Experiencing the Future of Shure

Experiencing the Future of Shure

Since its founding in 1925, Shure has been a staple in professional audio. The company is known for producing high-quality performance microphones and a variety of solutions that deliver a great audio experience—and the company ensures that quality is also applied to its business applications. To show off the latest products it has created for business meeting spaces, Shure set about creating a state-of-the-art demo facility that reflects the modern workplace.

“We wanted to establish a facility where anybody would be envious of the technology represented in our boardrooms and conference rooms,” said Rick Renner, director of professional audio, Shure.

The Shure Experience Center in the Chicago City Center is the result of that goal, a destination where visitors can experience Shure products and other collaboration tools within working rooms designed for the corporate enterprise.

So that Shure could demonstrate those solutions, AVI-SPL—number one onSCN's 2017 Top 50 integrators—was entrusted with integrating them on time and on budget, while making sure the result met all the needs of the project’s key stakeholders.

Exploring Solutions

The Shure Experience Center has two sides: one for its own personnel, including sales and marketing staff, and one for the guest experience. Those customers include architects, consultants, AV vendors, and the end users looking to evaluate Shure’s products in a working environment.

Shure's huddle rooms showcase the company's products in a real-life scenario.

Shure's huddle rooms showcase the company's products in a real-life scenario.

Visitors explore solutions within four areas—huddle room, conference room, boardroom, and training space—all of them based on Shure’s global standards. Staff and guests can hear the quality of Shure products and experience the collaborative solutions of trusted vendors like Cisco, Biamp, and Christie within meeting rooms that are highly automated and driven by control systems that make it easy to run those spaces for various uses.

Front and center are Shure’s audio products, including its Microflex microphones and IntelliMix P300 processor. The P300 has all the functionality for digital signal processing—including audio processing and echo cancelling for all room mics—in one compact unit that fits behind a display or below a table.

Cisco solutions are the basis for Shure’s unified communications platform. Throughout the center, participants can video conference and share content with remote and in-room participants. For BYOD collaboration sessions, they use the Christie Brio presentation system, which supports wireless sharing of content from laptops, tablets, and iPhones to the displays.

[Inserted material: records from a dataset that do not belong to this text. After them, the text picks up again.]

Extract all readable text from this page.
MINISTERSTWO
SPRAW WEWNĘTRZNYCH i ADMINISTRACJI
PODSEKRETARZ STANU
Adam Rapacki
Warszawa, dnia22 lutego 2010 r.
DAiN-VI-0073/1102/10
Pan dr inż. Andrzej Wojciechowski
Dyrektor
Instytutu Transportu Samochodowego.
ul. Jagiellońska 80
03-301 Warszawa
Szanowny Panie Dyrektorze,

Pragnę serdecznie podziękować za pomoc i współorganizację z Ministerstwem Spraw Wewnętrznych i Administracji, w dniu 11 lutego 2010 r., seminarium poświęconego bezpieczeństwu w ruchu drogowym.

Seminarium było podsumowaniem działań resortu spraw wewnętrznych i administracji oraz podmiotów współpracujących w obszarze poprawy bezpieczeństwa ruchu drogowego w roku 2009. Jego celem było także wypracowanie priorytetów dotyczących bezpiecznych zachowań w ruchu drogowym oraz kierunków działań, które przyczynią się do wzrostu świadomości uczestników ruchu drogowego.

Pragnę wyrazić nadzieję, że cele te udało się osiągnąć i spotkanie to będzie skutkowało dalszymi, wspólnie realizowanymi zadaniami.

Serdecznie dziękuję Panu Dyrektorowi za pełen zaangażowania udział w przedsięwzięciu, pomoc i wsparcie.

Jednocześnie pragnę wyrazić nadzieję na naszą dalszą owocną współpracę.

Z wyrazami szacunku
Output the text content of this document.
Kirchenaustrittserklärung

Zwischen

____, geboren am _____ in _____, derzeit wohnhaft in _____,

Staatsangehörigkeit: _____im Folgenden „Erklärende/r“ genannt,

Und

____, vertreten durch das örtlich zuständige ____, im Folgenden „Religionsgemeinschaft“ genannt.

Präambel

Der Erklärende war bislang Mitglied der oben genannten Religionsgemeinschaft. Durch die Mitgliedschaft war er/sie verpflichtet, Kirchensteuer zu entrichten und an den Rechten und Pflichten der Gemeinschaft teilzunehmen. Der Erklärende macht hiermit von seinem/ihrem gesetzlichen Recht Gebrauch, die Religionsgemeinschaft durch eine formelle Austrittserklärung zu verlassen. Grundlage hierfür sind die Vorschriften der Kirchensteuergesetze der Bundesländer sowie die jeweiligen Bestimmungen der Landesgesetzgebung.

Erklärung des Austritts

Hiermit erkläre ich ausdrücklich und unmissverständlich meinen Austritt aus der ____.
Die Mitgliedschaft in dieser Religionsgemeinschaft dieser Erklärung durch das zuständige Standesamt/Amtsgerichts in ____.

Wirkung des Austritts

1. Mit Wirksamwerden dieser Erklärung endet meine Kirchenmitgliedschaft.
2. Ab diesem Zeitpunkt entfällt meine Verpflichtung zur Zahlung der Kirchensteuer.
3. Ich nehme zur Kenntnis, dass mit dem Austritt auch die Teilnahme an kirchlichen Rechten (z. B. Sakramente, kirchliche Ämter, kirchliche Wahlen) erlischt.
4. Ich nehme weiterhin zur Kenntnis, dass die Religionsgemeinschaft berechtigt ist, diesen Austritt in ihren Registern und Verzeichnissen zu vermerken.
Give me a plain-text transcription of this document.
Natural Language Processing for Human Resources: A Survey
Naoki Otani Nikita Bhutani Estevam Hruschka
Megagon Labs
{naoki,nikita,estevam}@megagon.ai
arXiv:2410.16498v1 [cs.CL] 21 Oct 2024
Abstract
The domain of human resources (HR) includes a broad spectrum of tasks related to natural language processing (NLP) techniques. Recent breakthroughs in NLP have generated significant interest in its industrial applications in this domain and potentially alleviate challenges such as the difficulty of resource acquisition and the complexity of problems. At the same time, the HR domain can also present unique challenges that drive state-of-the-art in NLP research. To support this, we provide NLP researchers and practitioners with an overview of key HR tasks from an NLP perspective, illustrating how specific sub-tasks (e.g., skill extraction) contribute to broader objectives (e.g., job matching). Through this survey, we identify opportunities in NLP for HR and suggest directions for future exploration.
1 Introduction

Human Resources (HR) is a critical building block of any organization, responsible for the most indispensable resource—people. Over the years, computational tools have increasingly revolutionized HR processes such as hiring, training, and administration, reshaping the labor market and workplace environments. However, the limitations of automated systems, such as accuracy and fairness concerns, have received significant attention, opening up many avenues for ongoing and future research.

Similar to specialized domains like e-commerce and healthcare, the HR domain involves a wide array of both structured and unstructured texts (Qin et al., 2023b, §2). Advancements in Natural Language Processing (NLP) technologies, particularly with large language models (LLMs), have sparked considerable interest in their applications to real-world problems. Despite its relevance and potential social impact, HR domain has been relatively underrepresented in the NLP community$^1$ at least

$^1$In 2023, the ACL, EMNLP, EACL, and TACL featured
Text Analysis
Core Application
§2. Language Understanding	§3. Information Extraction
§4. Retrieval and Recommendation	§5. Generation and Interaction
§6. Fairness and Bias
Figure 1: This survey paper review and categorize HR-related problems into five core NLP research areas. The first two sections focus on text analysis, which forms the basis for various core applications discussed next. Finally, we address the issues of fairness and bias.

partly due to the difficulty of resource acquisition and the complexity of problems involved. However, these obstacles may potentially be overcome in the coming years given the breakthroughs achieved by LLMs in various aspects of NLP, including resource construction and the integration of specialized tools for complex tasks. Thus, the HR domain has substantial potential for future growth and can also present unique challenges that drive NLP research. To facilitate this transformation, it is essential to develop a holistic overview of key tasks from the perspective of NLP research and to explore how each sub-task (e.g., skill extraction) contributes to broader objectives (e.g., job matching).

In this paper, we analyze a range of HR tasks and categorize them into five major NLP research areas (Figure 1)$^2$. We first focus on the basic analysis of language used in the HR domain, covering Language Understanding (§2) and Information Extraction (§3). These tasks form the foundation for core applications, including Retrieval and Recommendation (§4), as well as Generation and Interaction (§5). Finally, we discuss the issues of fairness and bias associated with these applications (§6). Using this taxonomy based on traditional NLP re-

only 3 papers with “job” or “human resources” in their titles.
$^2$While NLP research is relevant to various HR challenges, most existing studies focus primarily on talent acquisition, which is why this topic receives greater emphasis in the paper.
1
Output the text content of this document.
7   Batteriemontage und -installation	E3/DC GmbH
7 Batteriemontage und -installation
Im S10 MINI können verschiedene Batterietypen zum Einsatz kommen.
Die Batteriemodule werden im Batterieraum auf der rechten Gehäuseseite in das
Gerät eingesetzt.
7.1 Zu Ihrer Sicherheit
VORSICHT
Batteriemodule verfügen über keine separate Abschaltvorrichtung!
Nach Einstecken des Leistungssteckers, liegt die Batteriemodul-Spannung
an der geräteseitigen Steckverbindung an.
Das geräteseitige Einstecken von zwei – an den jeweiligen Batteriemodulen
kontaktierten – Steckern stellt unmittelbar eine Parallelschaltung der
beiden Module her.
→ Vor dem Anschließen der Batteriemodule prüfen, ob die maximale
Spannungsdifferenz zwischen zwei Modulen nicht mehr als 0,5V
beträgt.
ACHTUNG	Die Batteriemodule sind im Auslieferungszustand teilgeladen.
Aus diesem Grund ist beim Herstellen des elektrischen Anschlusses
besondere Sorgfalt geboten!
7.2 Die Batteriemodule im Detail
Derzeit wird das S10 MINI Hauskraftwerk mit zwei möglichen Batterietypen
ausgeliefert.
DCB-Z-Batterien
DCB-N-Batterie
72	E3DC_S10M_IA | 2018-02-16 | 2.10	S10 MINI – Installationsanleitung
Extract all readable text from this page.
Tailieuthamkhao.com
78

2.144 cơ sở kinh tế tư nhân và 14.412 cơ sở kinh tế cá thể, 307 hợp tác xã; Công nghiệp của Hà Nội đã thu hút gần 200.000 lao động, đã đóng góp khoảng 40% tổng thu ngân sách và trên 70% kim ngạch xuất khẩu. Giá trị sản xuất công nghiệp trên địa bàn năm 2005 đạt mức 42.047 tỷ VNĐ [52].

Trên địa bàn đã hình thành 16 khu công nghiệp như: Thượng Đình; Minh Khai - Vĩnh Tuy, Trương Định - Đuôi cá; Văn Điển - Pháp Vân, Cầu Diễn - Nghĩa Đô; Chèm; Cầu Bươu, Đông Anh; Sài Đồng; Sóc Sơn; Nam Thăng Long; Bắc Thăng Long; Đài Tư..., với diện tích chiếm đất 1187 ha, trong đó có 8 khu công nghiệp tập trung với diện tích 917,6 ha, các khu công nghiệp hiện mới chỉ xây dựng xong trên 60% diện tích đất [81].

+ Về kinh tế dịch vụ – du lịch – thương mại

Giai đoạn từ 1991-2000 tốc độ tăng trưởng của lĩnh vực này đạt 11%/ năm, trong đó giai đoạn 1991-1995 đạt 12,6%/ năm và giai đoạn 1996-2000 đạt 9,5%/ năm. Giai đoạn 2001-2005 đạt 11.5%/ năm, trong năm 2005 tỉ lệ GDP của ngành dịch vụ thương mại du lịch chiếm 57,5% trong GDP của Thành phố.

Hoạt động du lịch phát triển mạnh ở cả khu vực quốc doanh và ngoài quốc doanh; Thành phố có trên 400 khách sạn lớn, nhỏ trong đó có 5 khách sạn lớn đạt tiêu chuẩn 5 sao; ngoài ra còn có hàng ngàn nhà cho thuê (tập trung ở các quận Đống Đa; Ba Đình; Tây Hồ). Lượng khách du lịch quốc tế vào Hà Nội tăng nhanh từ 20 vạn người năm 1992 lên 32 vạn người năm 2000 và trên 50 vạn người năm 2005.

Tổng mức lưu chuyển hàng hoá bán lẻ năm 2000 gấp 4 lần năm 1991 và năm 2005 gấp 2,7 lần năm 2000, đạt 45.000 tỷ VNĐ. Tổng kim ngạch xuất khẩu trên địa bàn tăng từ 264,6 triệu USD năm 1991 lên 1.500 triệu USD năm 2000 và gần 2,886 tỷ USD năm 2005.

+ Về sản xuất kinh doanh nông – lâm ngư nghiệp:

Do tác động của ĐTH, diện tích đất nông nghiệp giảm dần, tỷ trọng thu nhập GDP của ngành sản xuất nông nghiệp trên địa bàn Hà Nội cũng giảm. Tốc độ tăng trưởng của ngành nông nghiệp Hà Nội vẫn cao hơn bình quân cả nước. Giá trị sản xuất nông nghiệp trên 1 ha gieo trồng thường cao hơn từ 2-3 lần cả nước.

Shure's training room helps staff learn about new products.

Shure's training room helps staff learn about new products.

In the training room, where staff can learn about new products, Biamp Tesira handles the networked distribution of audio and video sources. Cisco video conferencing works in conjunction with camera tracking that responds to the audio of the Shure microphones to focus on speaking audience members.

Many of the solutions in these demo areas can also be found in the Hub, a versatile open space where staff and guests come together for informal meetings and functions. There, presenters can connect laptops to displays to present material, have open collaboration sessions, and host impromptu demos.

To complete these ambitious spaces in time for the center’s opening in early 2018, the AVI-SPL team was committed to open communication and long evenings and weekends. “They gave us daily and weekly updates, and they were often proactive in heading off issues that could arise,” said Dave Feldman, Shure AV engineering and IT executive. “They would do whatever it took to get the job done during that day.”

Rave Reviews

In the few months it’s been open, the Shure Experience Center has welcomed a variety of customers to see, hear, and test products in areas that reflect the spaces where they want to integrate audio and other collaborative solutions. Shure facilitates this discovery through demos for end users at the enterprise level as well as for those who would integrate or recommend products and systems. “We’ve had rave reviews from people that have come through,” said Renner.

Throughout these spaces, guests experience the differences among the Shure microphones, so they can see what makes sense in their environment. The Microflex Wireless, Microflex MXA910 ceiling arrays and MXA310 table arrays demonstrate their ability to pick up every speaker at a conference table and provide 360-degree coverage of the participants.

“They can come in with an idea of what they’re looking for, and we can show them how it’s going to perform within their space,” said Kevin Smith, Shure director of integrated systems.

As for the staff, they quickly took to their new home since the spaces are standardized on solutions used throughout Shure offices. “They were very comfortable and productive from day one,” added Feldman.

During the center’s opening ceremony, which was held in the Hub, the digital signage, presentation system, and overhead voice reinforcement blended seamlessly together. For the first three weeks of the Shure Experience Center’s opening, an onsite AVI-SPL tech assisted with training, helped kick-off meetings, and was available to troubleshoot any issues.

Through AVI-SPL, the property management firm, contractor, AV consultant, and its own team, Shure dedicated itself to ensuring that this new experience center would be a success. “The main thing that impressed me about working with AVI-SPL was their openness to ideas and understanding what our employees were comfortable with,” concluded Feldman. “Working with AVI-SPL was a true collaborative effort.”